Poor Roads are Costing SC Residents Money

Richard Shannon moved to South Carolina from Memphis 10 years ago to raise his family. Shannon says he feels right at home in the Palmetto State, but his only complaint is having to drive on bad roads.

“If you’re drinking coffee or something like that, you better make sure you have a top on it,” Shannon said, “because if you don’t, you’re going to have some hot cocoa or coffee all over you.”

Shannon, an Uber driver, spends nearly half of his day on the road since his driving is his primary source of income.

“I have two rims and tires right now that are shredded,” Shannon said. “The rims are no good no more.”

In the past month alone, Shannon says he spent $1,600 on repairs to his BMW. He says the repairs have become par for the course and are affecting his ability to feed his family.

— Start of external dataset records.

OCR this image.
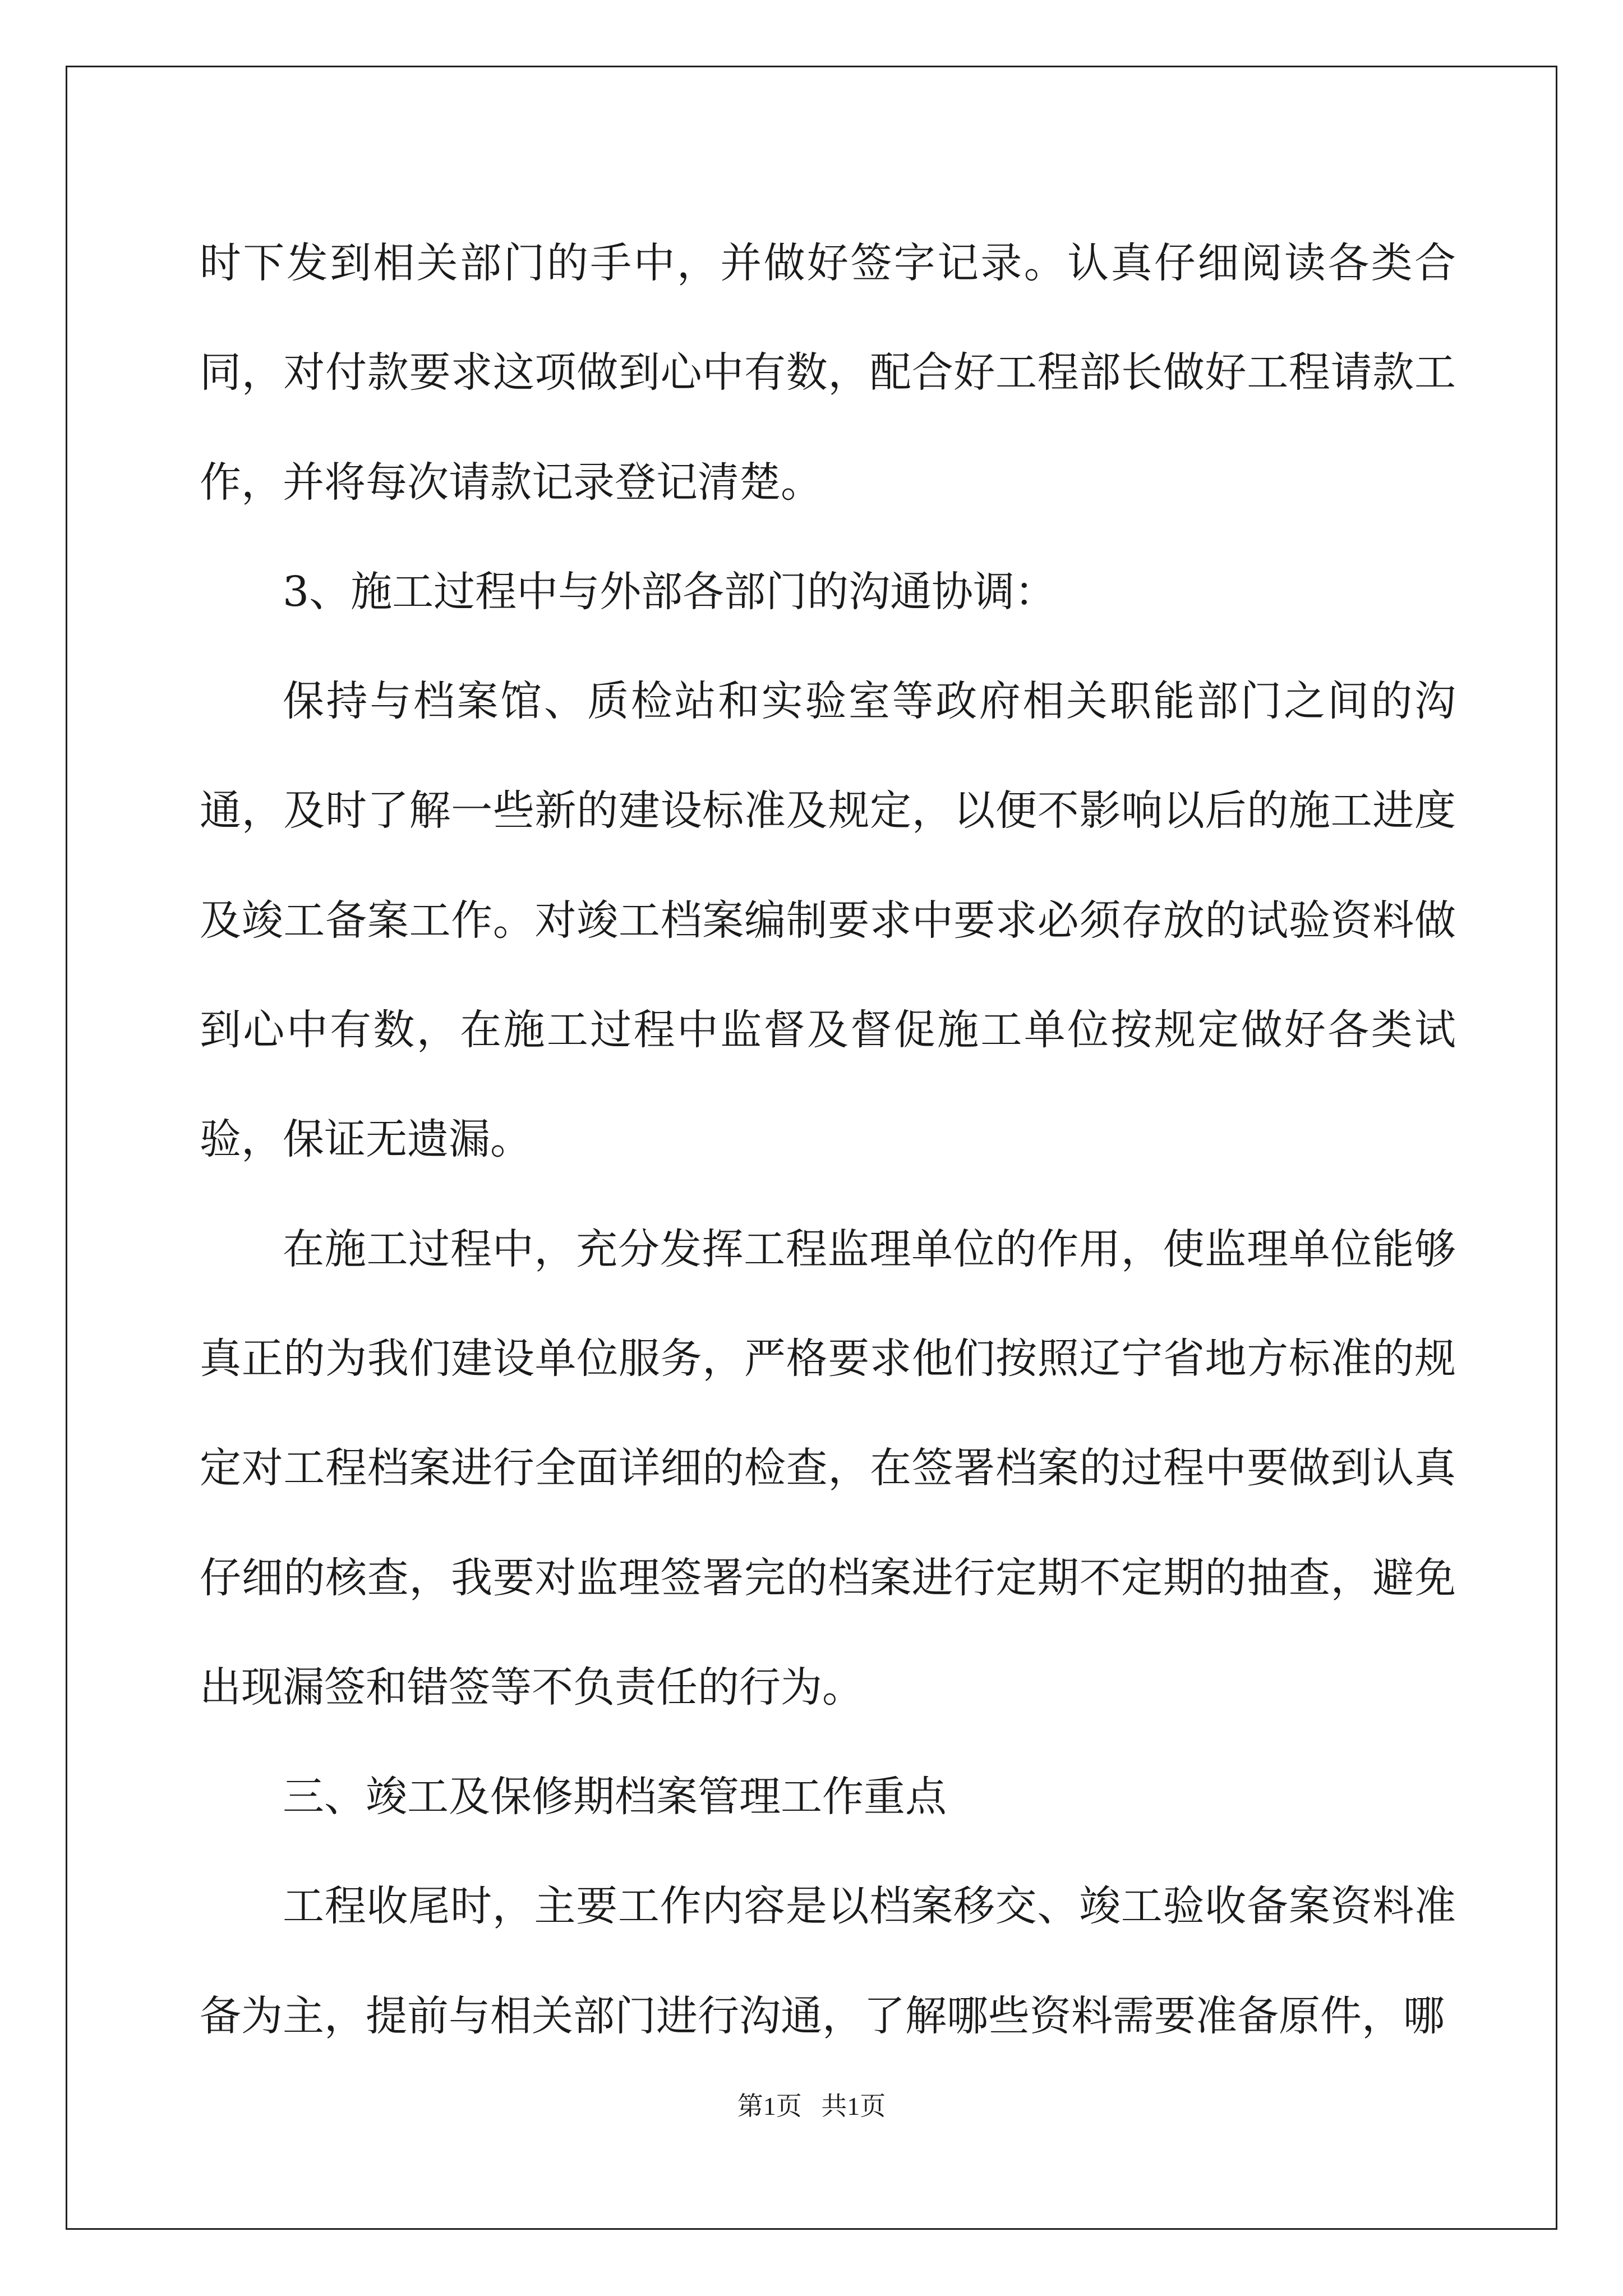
时下发到相关部门的手中，并做好签字记录。认真仔细阅读各类合同，对付款要求这项做到心中有数，配合好工程部长做好工程请款工作，并将每次请款记录登记清楚。

3、施工过程中与外部各部门的沟通协调：

保持与档案馆、质检站和实验室等政府相关职能部门之间的沟通，及时了解一些新的建设标准及规定，以便不影响以后的施工进度及竣工备案工作。对竣工档案编制要求中要求必须存放的试验资料做到心中有数，在施工过程中监督及督促施工单位按规定做好各类试验，保证无遗漏。

在施工过程中，充分发挥工程监理单位的作用，使监理单位能够真正的为我们建设单位服务，严格要求他们按照辽宁省地方标准的规定对工程档案进行全面详细的检查，在签署档案的过程中要做到认真仔细的核查，我要对监理签署完的档案进行定期不定期的抽查，避免出现漏签和错签等不负责任的行为。

三、竣工及保修期档案管理工作重点

工程收尾时，主要工作内容是以档案移交、竣工验收备案资料准备为主，提前与相关部门进行沟通，了解哪些资料需要准备原件，哪

第1页   共1页
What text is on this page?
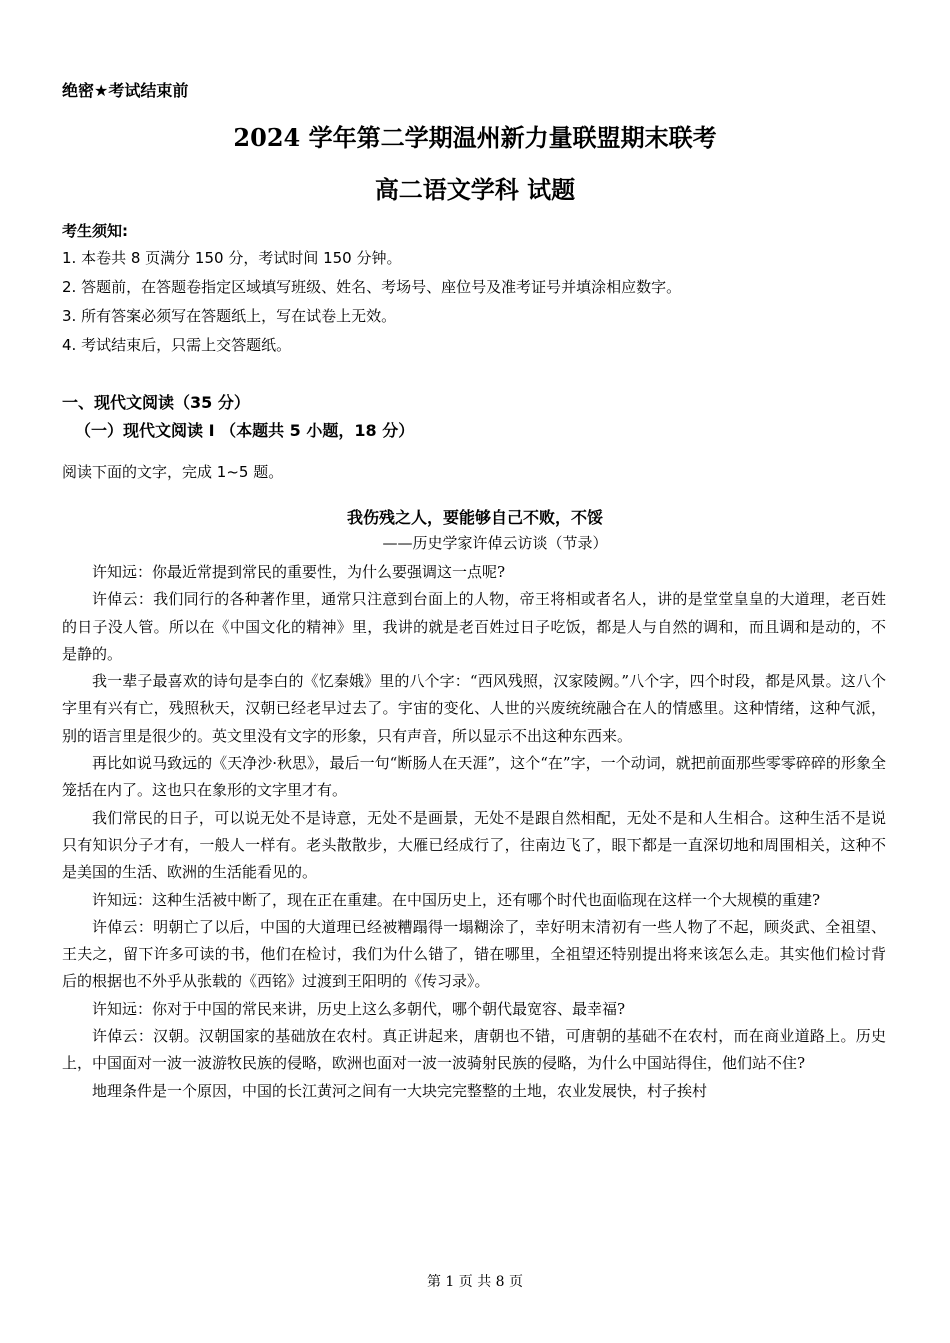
绝密★考试结束前
2024 学年第二学期温州新力量联盟期末联考
高二语文学科 试题
考生须知:
1. 本卷共 8 页满分 150 分，考试时间 150 分钟。
2. 答题前，在答题卷指定区域填写班级、姓名、考场号、座位号及准考证号并填涂相应数字。
3. 所有答案必须写在答题纸上，写在试卷上无效。
4. 考试结束后，只需上交答题纸。
一、现代文阅读（35 分）
（一）现代文阅读 I （本题共 5 小题，18 分）
阅读下面的文字，完成 1~5 题。
我伤残之人，要能够自己不败，不馁
——历史学家许倬云访谈（节录）

许知远：你最近常提到常民的重要性，为什么要强调这一点呢?

许倬云：我们同行的各种著作里，通常只注意到台面上的人物，帝王将相或者名人，讲的是堂堂皇皇的大道理，老百姓的日子没人管。所以在《中国文化的精神》里，我讲的就是老百姓过日子吃饭，都是人与自然的调和，而且调和是动的，不是静的。

我一辈子最喜欢的诗句是李白的《忆秦娥》里的八个字：“西风残照，汉家陵阙。”八个字，四个时段，都是风景。这八个字里有兴有亡，残照秋天，汉朝已经老早过去了。宇宙的变化、人世的兴废统统融合在人的情感里。这种情绪，这种气派，别的语言里是很少的。英文里没有文字的形象，只有声音，所以显示不出这种东西来。

再比如说马致远的《天净沙·秋思》，最后一句“断肠人在天涯”，这个“在”字，一个动词，就把前面那些零零碎碎的形象全笼括在内了。这也只在象形的文字里才有。

我们常民的日子，可以说无处不是诗意，无处不是画景，无处不是跟自然相配，无处不是和人生相合。这种生活不是说只有知识分子才有，一般人一样有。老头散散步，大雁已经成行了，往南边飞了，眼下都是一直深切地和周围相关，这种不是美国的生活、欧洲的生活能看见的。

许知远：这种生活被中断了，现在正在重建。在中国历史上，还有哪个时代也面临现在这样一个大规模的重建?

许倬云：明朝亡了以后，中国的大道理已经被糟蹋得一塌糊涂了，幸好明末清初有一些人物了不起，顾炎武、全祖望、王夫之，留下许多可读的书，他们在检讨，我们为什么错了，错在哪里，全祖望还特别提出将来该怎么走。其实他们检讨背后的根据也不外乎从张载的《西铭》过渡到王阳明的《传习录》。

许知远：你对于中国的常民来讲，历史上这么多朝代，哪个朝代最宽容、最幸福?

许倬云：汉朝。汉朝国家的基础放在农村。真正讲起来，唐朝也不错，可唐朝的基础不在农村，而在商业道路上。历史上，中国面对一波一波游牧民族的侵略，欧洲也面对一波一波骑射民族的侵略，为什么中国站得住，他们站不住?

地理条件是一个原因，中国的长江黄河之间有一大块完完整整的土地，农业发展快，村子挨村

第 1 页 共 8 页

“It’s been at least two weeks that it’s got erased,” Shannon recalled, “where I’ve made good money and I had to put tires and rims back on my car.”

TRIP, a national transportation research group, recently found Columbia drivers are paying$1,250 a year because of bad roads. The state Department of Transportation says they paid out $232,800 for damage claims in 2013 not including payments by the Insurance Reserve Fund. Shannon says he hasn’t filed a damage claim form against DOT, but many others have.